Diese Vorlage ist eine Sammelvorlage zum Parlamentsrecht und wurde im Schwesterrat wahlweise als "Sammelsurium" oder als "Birchermüesli" bezeichnet. Man darf beides ruhig im positiven Sinn verstehen. Unsere Räte haben nämlich über die Jahre zahlreiche Vorstösse angenommen, um das Parlamentsrecht punktuell zu optimieren. Anstatt nun für jeden Vorstoss eine eigene Vorlage zu schaffen, haben die Staatspolitischen Kommissionen beschlossen, uns eine Sammelvorlage zu unterbreiten. Nur bei besonders komplexen Themen - bei unserer Entlöhnung oder beim Lobbyismus - gibt es separate Vorlagen. Zu den feinen oder kleinen Optimierungen gehören zum Beispiel eine punktuell verbesserte Transparenz über Anstellungen und Entschädigungen der Ratsmitglieder; klare und praktische Regeln bezüglich der Vertraulichkeit der Unterlagen mit punktueller Möglichkeit einer Veröffentlichung; klare Regeln zum Zugriff auf Unterlagen durch Fraktionssekretariate, Mitarbeiter und die Parlamentsdienste; eine Stärkung unserer Information, indem der Bundesrat mehr Pflichten erhält, in seinen Botschaften Ausführungen zu gewissen Punkten zu machen; und zuletzt zahlreiche weitere Klärungen.

Bisweilen wurde dieser Vorlage im Schwesterrat vorgeworfen, sie sei nicht lebensnotwendig, nicht fundamental oder auch zu vielfältig. Es war aber gerade unser bewusster Entscheid, diese zahlreichen kleinen, aber feinen Vorstösse gemeinsam umzusetzen.
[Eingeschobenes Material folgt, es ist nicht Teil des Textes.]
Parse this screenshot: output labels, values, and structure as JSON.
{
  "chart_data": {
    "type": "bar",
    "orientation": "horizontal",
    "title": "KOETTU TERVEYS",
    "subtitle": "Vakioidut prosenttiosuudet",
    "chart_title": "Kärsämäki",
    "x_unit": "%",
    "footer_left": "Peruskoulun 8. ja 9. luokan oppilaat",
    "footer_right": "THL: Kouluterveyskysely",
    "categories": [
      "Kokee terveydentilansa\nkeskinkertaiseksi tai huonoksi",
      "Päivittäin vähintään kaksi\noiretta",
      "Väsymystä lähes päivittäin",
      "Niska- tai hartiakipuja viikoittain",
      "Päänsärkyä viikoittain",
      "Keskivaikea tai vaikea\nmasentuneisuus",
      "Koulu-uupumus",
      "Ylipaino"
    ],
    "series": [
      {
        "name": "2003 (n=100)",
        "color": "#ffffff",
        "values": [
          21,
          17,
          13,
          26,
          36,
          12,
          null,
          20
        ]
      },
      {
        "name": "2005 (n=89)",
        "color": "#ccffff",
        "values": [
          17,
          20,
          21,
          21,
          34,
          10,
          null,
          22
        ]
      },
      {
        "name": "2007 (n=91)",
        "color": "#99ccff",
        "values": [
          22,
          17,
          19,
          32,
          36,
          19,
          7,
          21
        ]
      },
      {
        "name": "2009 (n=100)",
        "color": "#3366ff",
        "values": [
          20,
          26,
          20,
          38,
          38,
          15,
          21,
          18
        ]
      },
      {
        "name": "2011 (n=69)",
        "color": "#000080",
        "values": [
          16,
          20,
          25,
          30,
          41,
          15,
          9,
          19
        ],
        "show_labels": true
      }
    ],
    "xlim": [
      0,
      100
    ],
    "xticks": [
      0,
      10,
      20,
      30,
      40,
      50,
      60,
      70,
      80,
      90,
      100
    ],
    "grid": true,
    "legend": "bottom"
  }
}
Würden wir heute nicht darauf eintreten, dann wären wir im Widerspruch zu über einem Dutzend Vorstössen, denen unsere Kommission, zum Teil unser Rat damals zugestimmt hat. Diese Vorstösse stammen aus beiden Räten, aber 2016 kamen die SPK überein, dass die nationalrätliche Kommission eine Vorlage ausarbeiten soll. Das hat sie im August 2017 getan. Im Dezember 2017 hat dann der Nationalrat die Vorlage beraten. Er ist in einigen Punkten von seiner vorberatenden Kommission abgewichen. Wir haben das Geschäft dann am 18. Januar beraten und einige Vorarbeiten der Schwesterkommission wieder aufgenommen. Diese finden Sie heute wieder auf der Fahne.

In der Gesamtabstimmung haben wir die Vorlage dann mit 9 zu 2 Stimmen bei 1 Enthaltung angenommen. Dabei waren viele Punkte unbestritten, einige haben für Diskussionen gesorgt und werden es heute wieder tun. Das ist richtig so. Aber dafür müssen wir zuerst eintreten. Das hat Ihre Kommission am 18. Januar nach einer sehr kurzen Debatte mit einem Verhältnis von 11 zu 2 Stimmen getan. Ich bitte Sie, dies ebenfalls zu tun.